Rabu, 08 April 2020

BULETIN SEVENTEEN : CERITA INSPIRASIKU - Cahaya dari Ruang Kelas Bagian 1


MERAJUT BEKAL TERASI  PRAKARYA  DALAM LOMBA INOBEL GURU.

Mengajar dijaman new memang penuh tantangan yang berat. Apalagi guru seperti saya? Terlahir di era tujuh puluhan yang jarang mendengar bunyi pesawat. Mesin ketik yang sangat mutahir saat itu, kini hampir tidak berguna lagi. Telepon kabel, surat kabar dan radio mengalami nasib yang sama. Kini banyak manusia bekerja pada jaringan dalam genggaman. Sungguh saya telah berada di dunia yang berbeda.

Kecanggihan teknologi seiring dengan perkembangan pembelajaran. Issu sentral yang sering menggema adalah teknologi informasi, kearifan lokal, litereasi dan pendidikan keluarga. Semua kegiatannya erat kaitannya kodrat hidup manusia, sebab bergantung pada kebutuhan dan keadaan.

Saya memilih istilah “mahluk sosial” untuk mengungkapnya. Saya berpikir, hubungan antar manusia harus terus terjalin. Budaya pun jangan sampai tersingkirkan. Inilah tantangan saya dalam pembelajaran di sekolah.

Awalnya, cara berpikirnya sangat sederhana dan biasa saja. Tujuannya hanya ingin mengajarkan prakarya dengan cara yang berbeda. Mencoba menggunakan lingkungan di luar kelas sambil melibatkan kehidupan sosial para siswa. Namun hal itu, bukan tanpa masalah.

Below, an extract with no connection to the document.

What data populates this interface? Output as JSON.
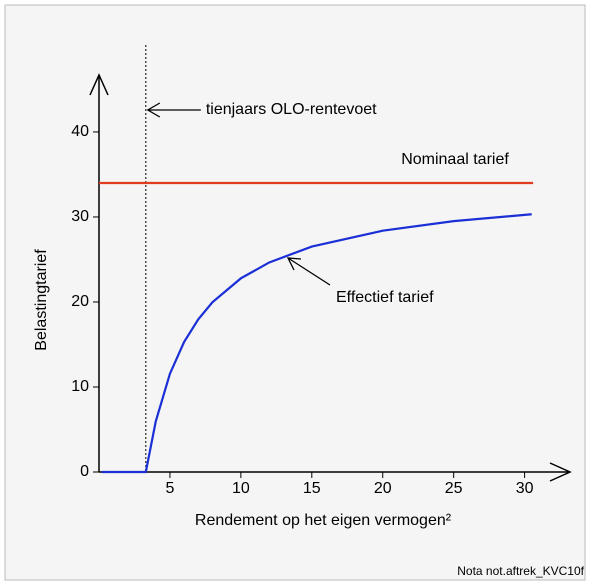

Beberapa kendala internal menjadi pertimbangan untuk menjawab tantangan itu. Tidak tersedianya ruang keterampilan, alat dan bahan praktik yang minim serta tuntutan kekinian pembelajaran merupakan tiga masalah yang mendasar. Kondisi itu sangat nyata di sekolah. Saya pun harus bekerja ekstra untuk menutupi kekurangan itu.

Saya hanya mengungkapkan sepintas sebuah keinginan. Bagaimana   mencari cara yang tepat? Menggabungkan pemanfaatan kearifan lokal dan teknologi informasi akhirnya menjadi solusi yang dipilih. Semua dikemas melalui media BEKAL TERASI. Dua kata itu merupakan akronim dari berkearifan lokal dan teknologi informasi. Penerapannya melibatkan kegiatan literasi dan keluarga. Strategi itulah yang mengantarkan rahmat Illahi ke panggung lomba inovasi pembelajaran bagi guru SMP tingkat nasional tahun 2018. Usaha yang saya anggap sederhana ini membawa berkah yang tidak terduga. Allah SWT menetapkan saya sebagai juara pertama melalui penilaian dewan juri.

Bagaimana merajut pemanfaatan teknologi, kearifan lokal, literasi dan keluarga dalam pembelajaran? Pertanyaan ini bisa terurai menjadi beberapa rumusan masalah. Apa jenis teknologi informasi yang dimanfaatkan? Bagaimana memasukan kearifan lokal dalam pembelajaran? Mengapa literasi menjadi langkah penting menilai keterampilan? Mengapa keluarga harus terlibat dalam kegiatan siswa?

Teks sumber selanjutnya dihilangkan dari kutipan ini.